The home lost about 60-square feet of space on the porch to accommodate two new bedrooms. Metal railing and fencing don’t impede the view and allow the family to enjoy the yard more and interact with their neighborhood “We actually like the space better now,” says Dan Watson. “It’s more intimate.”
Owner advice: “Prepare to be patient on things like windows, since the pandemic has made many factories have longer wait times.” —Dan Watson
The family planned the outdoor living room tucked under the home before COVID, but it has taken center stage in their pandemic life. “It’s our favorite spot,” says Dan. “We have done everything here: children’s birthday parties, distanced dinner parties, happy hours with our close friends and dance classes.”
A natural-gas heater makes year-round socializing a possibility. "No one could have known how important this extension to the house would become," says Rolens.
The swings at the home’s side entrance have always been a popular spot for the Watson kids and their friends.
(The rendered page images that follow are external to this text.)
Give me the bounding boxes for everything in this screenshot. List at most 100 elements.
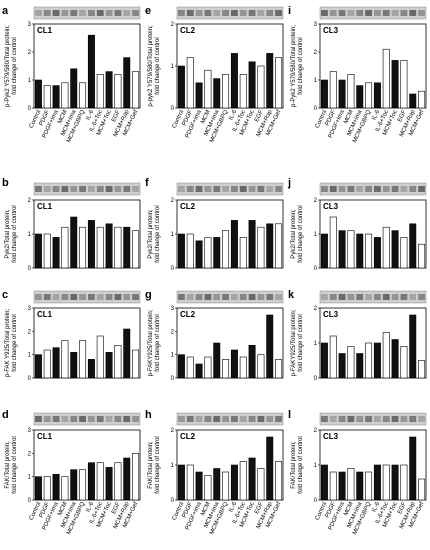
blot-band <box>222 294 229 300</box>
blot-band <box>231 186 238 192</box>
bar <box>400 60 408 109</box>
bar <box>204 237 212 269</box>
panel-letter: e <box>145 5 151 17</box>
blot-band <box>356 186 364 192</box>
x-tick-label: MCM <box>200 109 211 125</box>
bar <box>239 461 247 501</box>
blot-band <box>248 294 256 300</box>
bar <box>177 354 185 379</box>
blot-band <box>409 186 417 192</box>
blot-band <box>275 10 282 16</box>
bar <box>186 233 194 269</box>
y-axis-label: fold change of control <box>298 436 304 493</box>
bar <box>382 226 390 269</box>
y-axis-label: fold change of control <box>12 37 18 94</box>
y-tick-label: 0 <box>28 106 32 112</box>
blot-band <box>275 186 282 192</box>
bar <box>87 220 95 269</box>
bar <box>418 360 426 379</box>
blot-band <box>266 416 274 422</box>
y-axis-label: fold change of control <box>12 314 18 371</box>
bar <box>177 464 185 501</box>
blot-band <box>105 10 113 16</box>
blot-band <box>418 186 425 192</box>
y-tick-label: 1 <box>171 232 175 238</box>
blot-band <box>35 294 42 300</box>
blot-band <box>213 10 221 16</box>
blot-band <box>35 10 42 16</box>
blot-band <box>257 294 265 300</box>
bar <box>79 226 87 269</box>
cell-line: CL2 <box>180 432 196 441</box>
bar <box>70 68 78 109</box>
blot-band <box>132 416 139 422</box>
bar <box>230 220 238 269</box>
y-tick-label: 1 <box>28 78 32 84</box>
bar <box>177 233 185 269</box>
blot-band <box>418 416 425 422</box>
blot-band <box>374 416 381 422</box>
blot-band <box>79 294 86 300</box>
y-axis-label: p-FAK Y925/Total protein; <box>5 309 11 378</box>
bar <box>239 237 247 269</box>
bar <box>61 226 69 269</box>
blot-band <box>186 416 194 422</box>
blot-band <box>79 10 86 16</box>
blot-band <box>321 294 328 300</box>
blot-band <box>266 10 274 16</box>
y-axis-label: FAK/Total protein; <box>5 441 11 489</box>
bar <box>230 349 238 379</box>
blot-band <box>365 186 372 192</box>
bar <box>391 230 399 269</box>
blot-band <box>400 416 408 422</box>
bar <box>356 353 364 379</box>
blot-band <box>248 186 256 192</box>
blot-band <box>114 186 122 192</box>
bar <box>400 464 408 501</box>
blot-band <box>257 186 265 192</box>
blot-band <box>231 416 238 422</box>
y-tick-label: 3 <box>28 306 32 312</box>
blot-band <box>43 10 51 16</box>
x-tick-label: EGF <box>254 501 265 515</box>
blot-band <box>96 10 104 16</box>
y-tick-label: 1 <box>28 232 32 238</box>
blot-band <box>400 294 408 300</box>
y-axis-label: fold change of control <box>155 37 161 94</box>
blot-band <box>329 10 337 16</box>
bar <box>365 342 373 379</box>
bar <box>275 223 283 269</box>
bar <box>43 349 51 379</box>
panel-letter: j <box>287 177 291 189</box>
bar <box>266 436 274 501</box>
bar <box>114 345 122 379</box>
bar <box>34 79 42 109</box>
y-tick-label: 0 <box>28 376 32 382</box>
bar <box>320 79 328 109</box>
blot-band <box>338 10 346 16</box>
panel-letter: g <box>145 289 152 301</box>
blot-band <box>178 416 185 422</box>
x-tick-label: IL-6 <box>371 501 381 514</box>
cell-line: CL3 <box>323 432 339 441</box>
blot-band <box>213 416 221 422</box>
bar <box>338 353 346 379</box>
bar <box>320 464 328 501</box>
cell-line: CL1 <box>37 310 53 319</box>
bar <box>87 359 95 379</box>
blot-band <box>239 10 247 16</box>
bar <box>347 468 355 501</box>
bar <box>347 230 355 269</box>
blot-band <box>61 416 69 422</box>
blot-band <box>347 186 355 192</box>
bar <box>70 352 78 379</box>
y-axis-label: p-FAKY925/Total protein; <box>148 309 154 376</box>
bar <box>356 471 364 501</box>
blot <box>33 290 141 304</box>
bar <box>213 237 221 269</box>
bar <box>96 74 104 109</box>
bar <box>373 464 381 501</box>
y-axis-label: fold change of control <box>298 37 304 94</box>
blot-band <box>70 294 78 300</box>
cell-line: CL3 <box>323 310 339 319</box>
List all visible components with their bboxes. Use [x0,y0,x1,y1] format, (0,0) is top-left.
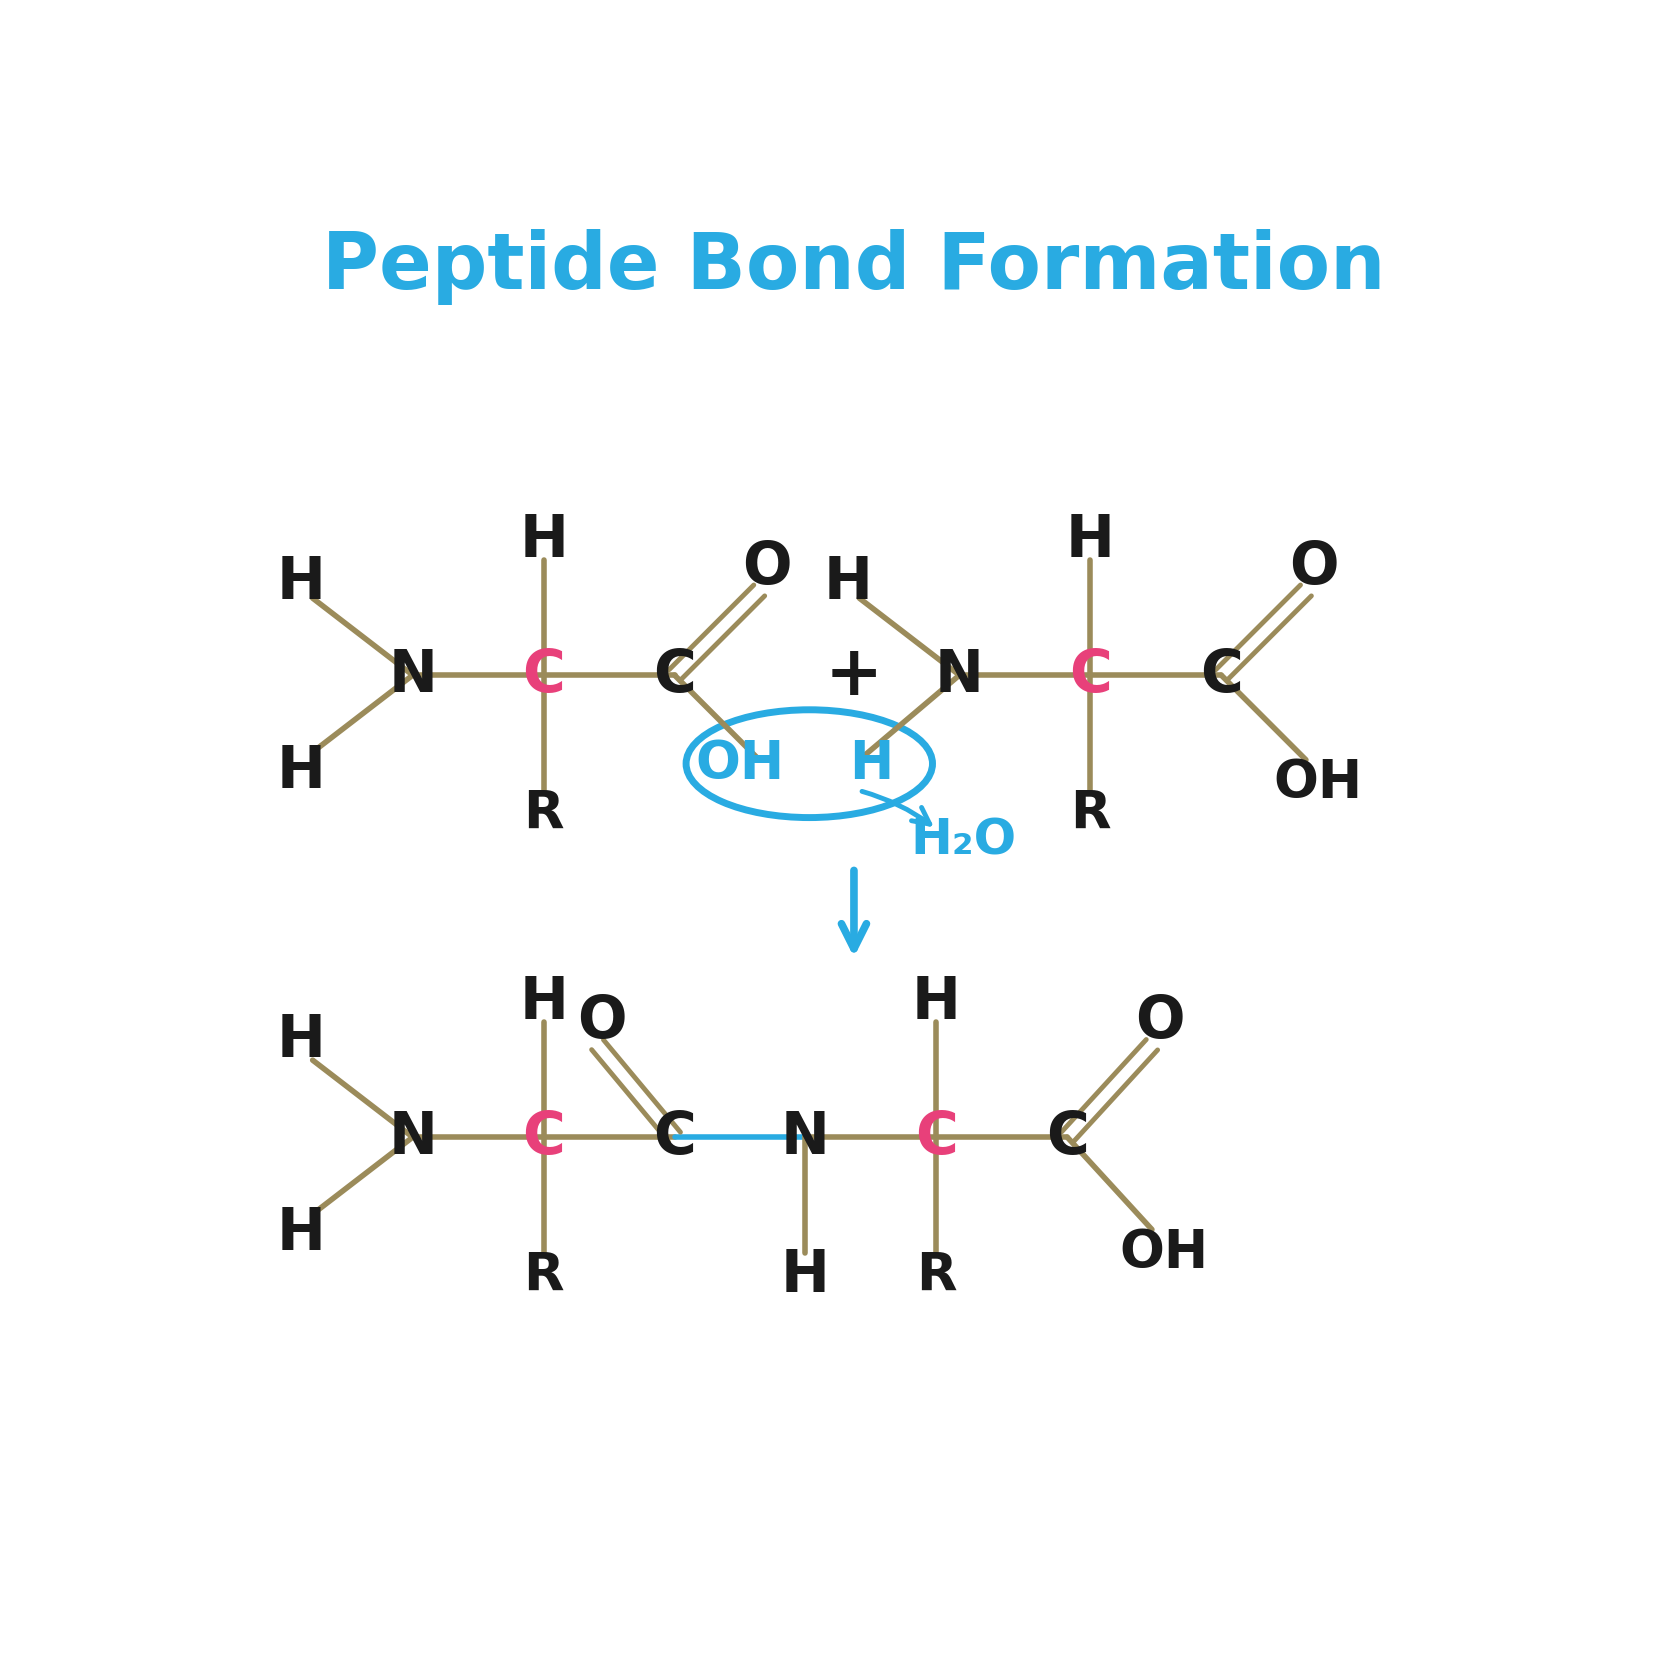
Text: H: H [1065,512,1115,568]
Text: H: H [277,1012,325,1069]
Text: C: C [1200,647,1242,703]
Text: C: C [522,1109,565,1165]
Text: O: O [742,538,792,595]
Text: H₂O: H₂O [910,817,1017,865]
Text: R: R [523,788,563,840]
Text: O: O [1289,538,1339,595]
Text: Peptide Bond Formation: Peptide Bond Formation [322,228,1385,305]
Text: C: C [915,1109,959,1165]
Text: O: O [577,994,627,1050]
Text: H: H [518,974,568,1030]
Text: H: H [277,743,325,800]
Text: +: + [825,642,884,708]
Text: OH: OH [695,738,785,790]
Text: C: C [1069,647,1112,703]
Text: H: H [277,553,325,612]
Text: N: N [935,647,984,703]
Text: H: H [277,1205,325,1262]
Text: N: N [388,1109,437,1165]
Text: R: R [917,1250,957,1302]
Text: H: H [823,553,872,612]
Text: N: N [782,1109,830,1165]
Text: OH: OH [1119,1227,1209,1279]
Text: C: C [653,647,695,703]
Text: H: H [912,974,960,1030]
Text: H: H [849,738,894,790]
Text: C: C [1045,1109,1089,1165]
Text: C: C [653,1109,695,1165]
Text: H: H [782,1247,830,1304]
Text: OH: OH [1274,757,1362,808]
Text: O: O [1135,994,1184,1050]
Text: R: R [1070,788,1110,840]
Text: H: H [518,512,568,568]
Text: R: R [523,1250,563,1302]
Text: N: N [388,647,437,703]
Text: C: C [522,647,565,703]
Clever, style-appropriate enclosures hide the household’s recycling and refuse containers.
Zoned for Play
Designer Rolens had planned a walk-through media room, with a big cozy couch and a wall-mounted TV as a kid zone before the pandemic, but she rethought it once distance learning entered the room. “It became a COVID study spot so that kids weren’t locked away in their rooms,” Rolens says.
Like so many Oregon children, Ellie, 11, Josie, 10, and Jack, 7, have spent a year conducting their schooling through comprehensive distance learning.